Case File Format

Structure: Case files (single-case or multi-case) are pure ASCII text files. They may contain “// ~ >[CASE 1] >~” or a time-author stamp, somewhere in the first 3 lines, but that is not normally present. Then comes a line consisting of headings for the columns. Each heading corresponds to one variable of the case, and is the name of the node used to represent the variable (sometimes the variables are called attributes and the entries in the column values, i.e. attribute-value). The headings are separated by spaces and/or tabs (it doesn’t matter how many). There should be no spaces in the names of the nodes.

The case data is next, with one case per line (a single-case file only has one such line). The values of the variables are in the same order as the heading line, and are separated by spaces or tabs (the columns don’t have to “line up” as they do in the examples below).

Discrete: The value of a discrete variable is given by its state name, state title, state number, or by its state index preceded by a ‘#’ character (the first state is #0). Using the state index is not recommended, since the order of the states may be changed sometime, and that would render a file with state indexes invalid. The ‘#’ symbol is recommended, but may be omitted if the node has no discretization or state numbers defined.

Continuous: The value of a continuous variable is given by a number in integer, decimal, or scientific notation (e.g. -3.21e-7). If it has been discretized, then the value may be given by a state name, title or index as for discrete variables, but the continuous number is preferred if it is available. That way the case file can be used for different discretizations of that variable in the future. It is best if the value has the correct number of significant figures, since future versions of Netica may use this information.

Missing: If the values of some of the variables are unknown for some of the cases, then an asterisk * is put in the file instead of the value. This is known as “missing data”. When reading case files, Netica can also understand a question mark ? used for missing data.

Uncertain Values: Interval values, Gaussians (mean and standard deviation), sets of possibilities, negative findings, etc. can also be entered in a case file using the UVF format.

Comments: There may be as many spaces or tabs at the end of a line as desired, and there may also be C / C++ / Java style comments (e.g. a double slash “//”, followed by any text).

IDnum: There are two special columns that a file may have which don’t correspond to nodes. One provides an identification number for each case, which must be an integer between 0 and 2 billion. The heading for this column is “IDnum”. Identification numbers do not have to be in order through the file. The missing data symbol * must not appear in this column.

NumCases: The other special column has the heading “NumCases”, and indicates the frequency or multiplicity of the case. A multiplicity of m indicates m cases with the same values (i.e. m identical rows). It is not required to be an integer, so it can be used to represent a frequency of occurrence if desired. The missing data symbol * must not appear in this column either.

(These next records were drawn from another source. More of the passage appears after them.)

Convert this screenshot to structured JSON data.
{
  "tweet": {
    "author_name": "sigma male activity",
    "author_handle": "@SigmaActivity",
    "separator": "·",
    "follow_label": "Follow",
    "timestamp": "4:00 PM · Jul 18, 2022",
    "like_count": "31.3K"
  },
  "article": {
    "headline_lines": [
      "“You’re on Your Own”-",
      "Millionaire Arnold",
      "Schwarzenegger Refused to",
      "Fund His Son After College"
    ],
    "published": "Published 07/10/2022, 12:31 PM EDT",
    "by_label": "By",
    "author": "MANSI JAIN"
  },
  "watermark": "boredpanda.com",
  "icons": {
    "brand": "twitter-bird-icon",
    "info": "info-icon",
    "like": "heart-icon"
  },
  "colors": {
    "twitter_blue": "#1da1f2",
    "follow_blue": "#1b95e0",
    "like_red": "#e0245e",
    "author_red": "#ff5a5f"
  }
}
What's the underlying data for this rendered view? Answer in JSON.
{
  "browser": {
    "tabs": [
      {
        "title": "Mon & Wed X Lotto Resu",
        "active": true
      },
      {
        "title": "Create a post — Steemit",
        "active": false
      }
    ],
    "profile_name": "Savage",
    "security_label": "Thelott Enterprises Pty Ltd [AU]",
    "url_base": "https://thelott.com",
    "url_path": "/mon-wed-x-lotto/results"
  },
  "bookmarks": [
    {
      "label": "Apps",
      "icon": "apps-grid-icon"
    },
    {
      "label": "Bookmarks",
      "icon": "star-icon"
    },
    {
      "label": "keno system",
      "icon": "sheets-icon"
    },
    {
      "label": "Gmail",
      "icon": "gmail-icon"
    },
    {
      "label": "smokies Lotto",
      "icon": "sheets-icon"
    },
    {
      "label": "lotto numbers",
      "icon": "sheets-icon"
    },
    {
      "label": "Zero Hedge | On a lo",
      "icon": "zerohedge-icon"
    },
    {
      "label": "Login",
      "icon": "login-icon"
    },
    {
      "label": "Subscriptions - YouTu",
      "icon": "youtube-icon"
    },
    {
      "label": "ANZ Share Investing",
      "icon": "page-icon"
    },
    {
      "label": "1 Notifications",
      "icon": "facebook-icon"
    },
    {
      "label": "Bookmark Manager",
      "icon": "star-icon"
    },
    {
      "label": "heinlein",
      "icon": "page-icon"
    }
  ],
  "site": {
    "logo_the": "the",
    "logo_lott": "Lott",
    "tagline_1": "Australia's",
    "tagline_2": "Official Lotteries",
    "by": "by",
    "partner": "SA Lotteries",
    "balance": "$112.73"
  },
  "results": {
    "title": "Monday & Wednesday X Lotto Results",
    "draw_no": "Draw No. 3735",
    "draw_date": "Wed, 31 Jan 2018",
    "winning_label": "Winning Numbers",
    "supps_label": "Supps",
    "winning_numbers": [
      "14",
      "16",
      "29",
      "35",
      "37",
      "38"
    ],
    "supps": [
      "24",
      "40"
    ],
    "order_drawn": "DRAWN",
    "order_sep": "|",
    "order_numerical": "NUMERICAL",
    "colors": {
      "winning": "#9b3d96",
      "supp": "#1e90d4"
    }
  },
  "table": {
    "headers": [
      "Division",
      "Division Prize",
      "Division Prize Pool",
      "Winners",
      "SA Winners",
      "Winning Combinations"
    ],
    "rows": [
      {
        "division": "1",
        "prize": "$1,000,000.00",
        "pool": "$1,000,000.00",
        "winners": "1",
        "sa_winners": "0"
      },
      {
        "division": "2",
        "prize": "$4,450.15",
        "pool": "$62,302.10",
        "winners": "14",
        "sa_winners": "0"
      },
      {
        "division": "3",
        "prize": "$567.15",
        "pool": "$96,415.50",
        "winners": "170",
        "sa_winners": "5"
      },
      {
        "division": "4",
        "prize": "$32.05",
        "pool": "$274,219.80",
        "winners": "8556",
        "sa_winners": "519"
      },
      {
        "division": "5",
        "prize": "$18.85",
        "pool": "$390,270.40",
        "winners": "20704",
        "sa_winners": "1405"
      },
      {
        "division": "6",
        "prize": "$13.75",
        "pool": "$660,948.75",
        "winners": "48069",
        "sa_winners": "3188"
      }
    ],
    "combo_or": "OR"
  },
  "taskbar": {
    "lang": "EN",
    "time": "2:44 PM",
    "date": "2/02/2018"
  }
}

If there is no NumCases column, each case is assumed to have a multiplicity of 1 (which you can override with the degree - see "degree: while learning" in index).

Examples: Here is a listing of “Chest Clinic.cases”. It involves only discrete nodes with state names, and has an IDnum column, but no frequency column. Here is another example of a case file, this time for cars brought into a garage. It has discrete and continuous variables, state indexes and state names, and asterisks for missing entries.

Future: Future versions of Netica will support more advanced operations with cases, including a more efficient file representation, and a way of using Bayes nets as “indexing functions” to do the kind of lookup common in case-based reasoning. However, the above described type of file format will always be supported as well.